Scout learns respect after her coming of age moment. She learns more about the world and that people aren’t always how they appear to be.Throughout the novel, she adopts more of her fathers morals and ideas. Scout began the novel viewing the world through a childish lens, she heard rumors of the Radley’s and she decided that the house was an eerie place with a monster living in it. After the trial, she learned of the world and the “Radley Place ceased to terrify [her], but it was no less gloomy, no less chilly under its great oaks, and no less uninviting” (324). Scout still recognizes that the house is the same as it has been all her life, she has grown accustomed to it and learned that it is just a house. She no longer has a fear of a house or the people in it because she learned that the world isn’t always a simple place that's either sad or happy. Scout and Jem were walking home and were attacked by someone who held a grudge against their family. During this incident, someone helped to save them even though it wouldn’t benefit them. This person was Boo Radley. As Scout was recovering from the incident, she looked at him as he hid in the corner, but “as [she] gazed at him in wonder, the tension slowly drained from his face. His lips parted into a timid smile, and [their] neighbor's image blurred with [her] sudden tears” (362). Scout realized at this moment that Boo Radley was the same as her, and he was a person who was afraid. She learned and understood the surrounding people, she was trying to change her own opinion and learn rather than assume. She took new knowledge and facts and changed her opinion of her neighbor. This happens multiple times in the novel when Scout meets someone and realizes that the rumors are not always true. 

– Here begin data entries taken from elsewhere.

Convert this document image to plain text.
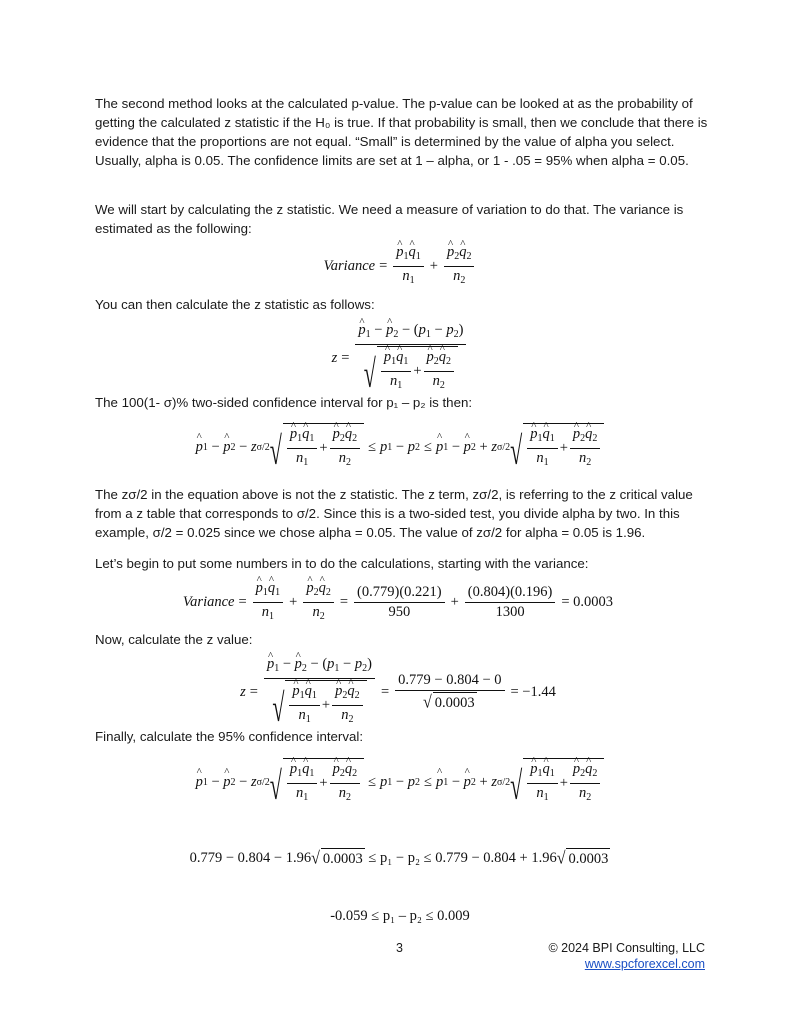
The second method looks at the calculated p-value. The p-value can be looked at as the probability of getting the calculated z statistic if the H₀ is true. If that probability is small, then we conclude that there is evidence that the proportions are not equal. “Small” is determined by the value of alpha you select. Usually, alpha is 0.05. The confidence limits are set at 1 – alpha, or 1 - .05 = 95% when alpha = 0.05.

We will start by calculating the z statistic. We need a measure of variation to do that. The variance is estimated as the following:

Variance =
^ $\frac{p_1\^{} q_1}{n_1}$ +
^ $\frac{p_2\^{} q_2}{n_2}$

You can then calculate the z statistic as follows:

z =
^ $p_1$ − ^ $p_2 - (p_1 - p_2)$
√
^ $\frac{p_1\^{} q_1}{n_1}$ +
^ $\frac{p_2\^{} q_2}{n_2}$

The 100(1- σ)% two-sided confidence interval for p₁ – p₂ is then:

^ p 1 −
^ p 2 − z σ/2 √
^ $\frac{p_1\^{} q_1}{n_1}$ +
^ $\frac{p_2\^{} q_2}{n_2} \le p$ 1 − p 2 ≤
^ p 1 −
^ p 2 + z σ/2 √
^ $\frac{p_1\^{} q_1}{n_1}$ +
^ $\frac{p_2\^{} q_2}{n_2}$

The zσ/2 in the equation above is not the z statistic. The z term, zσ/2, is referring to the z critical value from a z table that corresponds to σ/2. Since this is a two-sided test, you divide alpha by two. In this example, σ/2 = 0.025 since we chose alpha = 0.05. The value of zσ/2 for alpha = 0.05 is 1.96.

Let’s begin to put some numbers in to do the calculations, starting with the variance:

Variance =
^ $\frac{p_1\^{} q_1}{n_1}$ +
^ $\frac{p_2\^{} q_2}{n_2} = \frac{(0.779)(0.221)}{950} + \frac{(0.804)(0.196)}{1300} = 0.0003$

Now, calculate the z value:

z =
^ $p_1$ − ^ $p_2 - (p_1 - p_2)$
√
^ $\frac{p_1\^{} q_1}{n_1}$ +
^ $\frac{p_2\^{} q_2}{n_2} = \frac{0.779 - 0.804 - 0}{√ 0.0003} = -1.44$

Finally, calculate the 95% confidence interval:

^ p 1 −
^ p 2 − z σ/2 √
^ $\frac{p_1\^{} q_1}{n_1}$ +
^ $\frac{p_2\^{} q_2}{n_2} \le p$ 1 − p 2 ≤
^ p 1 −
^ p 2 + z σ/2 √
^ $\frac{p_1\^{} q_1}{n_1}$ +
^ $\frac{p_2\^{} q_2}{n_2}$
0.779 − 0.804 − 1.96 √ 0.0003
≤ p₁ − p₂ ≤ 0.779 − 0.804 + 1.96 √ 0.0003
-0.059 ≤ p₁ – p₂ ≤ 0.009
3	© 2024 BPI Consulting, LLC
www.spcforexcel.com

Having certain experiences will help to reach maturity and “come of age”. Scout learns throughout the book, and she learns that you can’t judge people by the rumors about them and that life isn’t always easy. Scout changes her opinions on people and changes her perspective on the town she lives in , and the world around her. She comes to recognize that we are defined by our actions, and we are shaped by the actions of others. The choices that people make define the kind of person they are. Boo Radley chose to save the kids even though he had never talked to them, Bob Ewell tried to kill 2 little kids because he didn’t like their father, and Scout learned through all these events that people are not always how they appear to be.